I have a client and a server application. The client sends String commands to the server, which uses JNA to make relevant calls to two DLL library interfaces. Naturally, I will be required at some point to use Pointers on the java side of things.I am unable to send Pointer objects over the socket connection as they are not serializable. To get around this, I thought that I would get the native long value of the Pointer using Pointer.nativeValue(p), send that long value over the connection and use it to create a new Pointer on the client side. However, though the Pointer object on the client side has the same native value of the one on the server side, it does not point to anything on the client side and I get an Invalid Memory Access error.
Now, in my client application I am using JavaFX to create a window within which my DLLs can draw, so I have to get the HWND of the JavaFX window. What I then do is send the native value of JNA's HWND object to the server, which then recreates the HWND object using that long native value. THAT works. But obviously the Pointer and those other similar JNA objects do not. I think the difference between those Pointer objects and the HWND object (as well as the others in the WinDef class) is that the HWND is actually a native value, as in it comes from Windows itself, otherwise it would be pretty useless as a native window handle. But I think that JNA Pointers exist only within the currently running JRE. So transferring that pointer value to another JRE (where my client is running) will not work. I'm really not 100% sure about any of this.
I'm only a beginner at C programming and so I don't know all that much about pointers, much less C pointers in java. But please can someone let me know if I have the right idea about this and explain it further, particularly about how these Pointers work within java.
Here's just an example of what I did:
// Server side (PointerTest class)
public long getPtrVal() {
Pointer p = new Memory(100);
p.setString(0, "Test");
long ptrVal = Pointer.nativeValue(p);
return ptrVal; // return value is processed in separate class
}
// Client side (MyClient sends String command, returns Object)
public static void main(String[] args) {
MyClient c = new MyClient();
long ret = (long) c.sendCommand("PointerTest");
Pointer p = new Pointer(ret);
String pointerString = p.getString(0);
System.out.println(pointerString);
}
I also tried this with IntByReference. Although it did not throw an error as with the Pointer object, the value set on the server side was 1234 but the value I got on the client side was 0.

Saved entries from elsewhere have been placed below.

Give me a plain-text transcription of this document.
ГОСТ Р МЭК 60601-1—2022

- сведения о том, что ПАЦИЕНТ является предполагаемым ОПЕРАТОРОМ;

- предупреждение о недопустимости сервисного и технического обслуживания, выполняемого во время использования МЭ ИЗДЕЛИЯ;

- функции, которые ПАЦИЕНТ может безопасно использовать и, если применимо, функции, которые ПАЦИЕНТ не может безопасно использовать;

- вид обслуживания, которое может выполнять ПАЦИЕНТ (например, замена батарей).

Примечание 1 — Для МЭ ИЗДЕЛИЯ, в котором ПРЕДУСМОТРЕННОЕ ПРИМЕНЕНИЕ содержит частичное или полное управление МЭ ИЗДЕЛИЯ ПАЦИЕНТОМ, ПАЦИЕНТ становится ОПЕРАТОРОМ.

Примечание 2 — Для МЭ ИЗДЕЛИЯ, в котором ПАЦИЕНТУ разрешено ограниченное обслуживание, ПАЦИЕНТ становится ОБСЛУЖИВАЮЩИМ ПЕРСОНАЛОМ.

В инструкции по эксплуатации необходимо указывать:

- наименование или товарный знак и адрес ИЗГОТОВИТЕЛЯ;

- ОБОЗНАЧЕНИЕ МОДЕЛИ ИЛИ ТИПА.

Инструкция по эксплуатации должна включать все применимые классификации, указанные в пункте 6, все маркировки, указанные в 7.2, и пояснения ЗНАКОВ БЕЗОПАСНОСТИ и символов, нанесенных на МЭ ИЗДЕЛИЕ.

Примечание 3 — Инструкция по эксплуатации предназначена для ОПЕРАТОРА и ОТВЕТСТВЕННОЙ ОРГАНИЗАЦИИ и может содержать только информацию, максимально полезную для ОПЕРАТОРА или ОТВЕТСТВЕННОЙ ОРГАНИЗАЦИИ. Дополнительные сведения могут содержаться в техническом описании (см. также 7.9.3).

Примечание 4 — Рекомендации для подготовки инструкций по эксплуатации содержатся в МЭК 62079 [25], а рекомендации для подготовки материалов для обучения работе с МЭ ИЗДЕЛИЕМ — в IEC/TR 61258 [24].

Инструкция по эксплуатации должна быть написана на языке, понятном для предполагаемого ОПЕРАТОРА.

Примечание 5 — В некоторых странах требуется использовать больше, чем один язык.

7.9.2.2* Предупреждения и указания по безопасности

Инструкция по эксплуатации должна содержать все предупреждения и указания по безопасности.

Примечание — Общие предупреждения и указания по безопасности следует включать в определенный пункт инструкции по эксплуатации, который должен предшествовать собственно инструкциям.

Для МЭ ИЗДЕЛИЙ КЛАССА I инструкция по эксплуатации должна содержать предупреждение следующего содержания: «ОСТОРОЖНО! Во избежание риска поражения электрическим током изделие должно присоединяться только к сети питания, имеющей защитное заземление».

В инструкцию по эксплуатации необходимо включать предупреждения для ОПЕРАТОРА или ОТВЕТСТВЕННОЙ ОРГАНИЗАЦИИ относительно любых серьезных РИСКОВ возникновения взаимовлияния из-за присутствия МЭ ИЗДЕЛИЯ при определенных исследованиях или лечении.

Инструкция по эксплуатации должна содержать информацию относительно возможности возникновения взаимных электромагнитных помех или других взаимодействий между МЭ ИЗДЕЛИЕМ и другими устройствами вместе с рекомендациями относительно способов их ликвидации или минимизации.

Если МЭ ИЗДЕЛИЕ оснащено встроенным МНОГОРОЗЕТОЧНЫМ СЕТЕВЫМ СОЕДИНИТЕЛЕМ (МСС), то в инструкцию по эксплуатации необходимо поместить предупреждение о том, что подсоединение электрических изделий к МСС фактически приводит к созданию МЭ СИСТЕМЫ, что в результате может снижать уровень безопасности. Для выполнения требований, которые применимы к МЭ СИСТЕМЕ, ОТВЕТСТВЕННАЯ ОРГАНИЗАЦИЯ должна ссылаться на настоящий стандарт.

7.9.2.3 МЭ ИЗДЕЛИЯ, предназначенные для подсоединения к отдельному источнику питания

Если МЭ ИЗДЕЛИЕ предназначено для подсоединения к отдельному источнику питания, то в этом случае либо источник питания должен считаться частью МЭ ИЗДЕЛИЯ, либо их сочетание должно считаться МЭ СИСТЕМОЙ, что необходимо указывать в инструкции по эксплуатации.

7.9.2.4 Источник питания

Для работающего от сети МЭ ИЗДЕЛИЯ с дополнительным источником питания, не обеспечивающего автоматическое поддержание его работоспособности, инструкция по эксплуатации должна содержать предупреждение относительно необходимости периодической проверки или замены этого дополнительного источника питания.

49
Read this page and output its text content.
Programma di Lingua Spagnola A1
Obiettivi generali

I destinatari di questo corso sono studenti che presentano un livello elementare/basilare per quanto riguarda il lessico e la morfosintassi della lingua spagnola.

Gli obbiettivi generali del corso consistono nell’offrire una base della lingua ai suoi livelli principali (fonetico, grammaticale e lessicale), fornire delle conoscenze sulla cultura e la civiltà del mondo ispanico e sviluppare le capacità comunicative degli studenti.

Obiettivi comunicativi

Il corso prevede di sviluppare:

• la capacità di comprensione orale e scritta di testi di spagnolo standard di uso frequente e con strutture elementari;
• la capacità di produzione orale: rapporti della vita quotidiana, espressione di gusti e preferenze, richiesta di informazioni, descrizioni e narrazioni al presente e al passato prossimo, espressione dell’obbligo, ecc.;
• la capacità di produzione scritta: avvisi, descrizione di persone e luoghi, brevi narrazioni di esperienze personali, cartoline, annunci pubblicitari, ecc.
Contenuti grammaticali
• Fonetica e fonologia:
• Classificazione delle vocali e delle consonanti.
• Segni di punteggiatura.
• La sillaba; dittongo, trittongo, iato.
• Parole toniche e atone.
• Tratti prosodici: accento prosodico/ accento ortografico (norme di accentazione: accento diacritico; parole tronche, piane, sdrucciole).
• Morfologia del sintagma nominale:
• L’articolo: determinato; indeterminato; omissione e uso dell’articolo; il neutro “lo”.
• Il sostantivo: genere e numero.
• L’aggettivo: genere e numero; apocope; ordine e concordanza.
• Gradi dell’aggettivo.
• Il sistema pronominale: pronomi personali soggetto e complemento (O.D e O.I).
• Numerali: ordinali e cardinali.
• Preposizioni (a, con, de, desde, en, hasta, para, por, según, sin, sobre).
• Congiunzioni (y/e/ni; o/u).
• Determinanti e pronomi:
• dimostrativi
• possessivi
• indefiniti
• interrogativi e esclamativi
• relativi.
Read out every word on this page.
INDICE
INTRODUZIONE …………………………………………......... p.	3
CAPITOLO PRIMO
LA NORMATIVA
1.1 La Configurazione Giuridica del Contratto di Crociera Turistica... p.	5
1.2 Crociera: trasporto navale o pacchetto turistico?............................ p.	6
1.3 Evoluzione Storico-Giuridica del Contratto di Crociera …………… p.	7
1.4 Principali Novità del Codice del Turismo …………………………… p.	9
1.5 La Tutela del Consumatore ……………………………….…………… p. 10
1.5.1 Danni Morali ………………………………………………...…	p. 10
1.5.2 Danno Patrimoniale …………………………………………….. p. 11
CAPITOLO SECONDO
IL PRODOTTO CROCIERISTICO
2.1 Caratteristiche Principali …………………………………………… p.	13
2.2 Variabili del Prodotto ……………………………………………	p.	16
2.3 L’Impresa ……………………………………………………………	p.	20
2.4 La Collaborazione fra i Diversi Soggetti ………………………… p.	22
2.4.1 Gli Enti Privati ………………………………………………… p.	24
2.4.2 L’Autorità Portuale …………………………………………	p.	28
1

The value of a pointer is an address in the process's address space. On an OS featuring a virtual memory subsystem (including all general-purpose OSs you will meet, and Windows in particular), such an address is inherently particular to the process. One process cannot access the memory of another, whether via a pointer or otherwise. This kind of memory protection is an intentional and highly desirable feature.
On the other hand, a given OS may provide for resources with machine scope. On MS Windows, a window is such a resource, and its handle designates the same window to every process.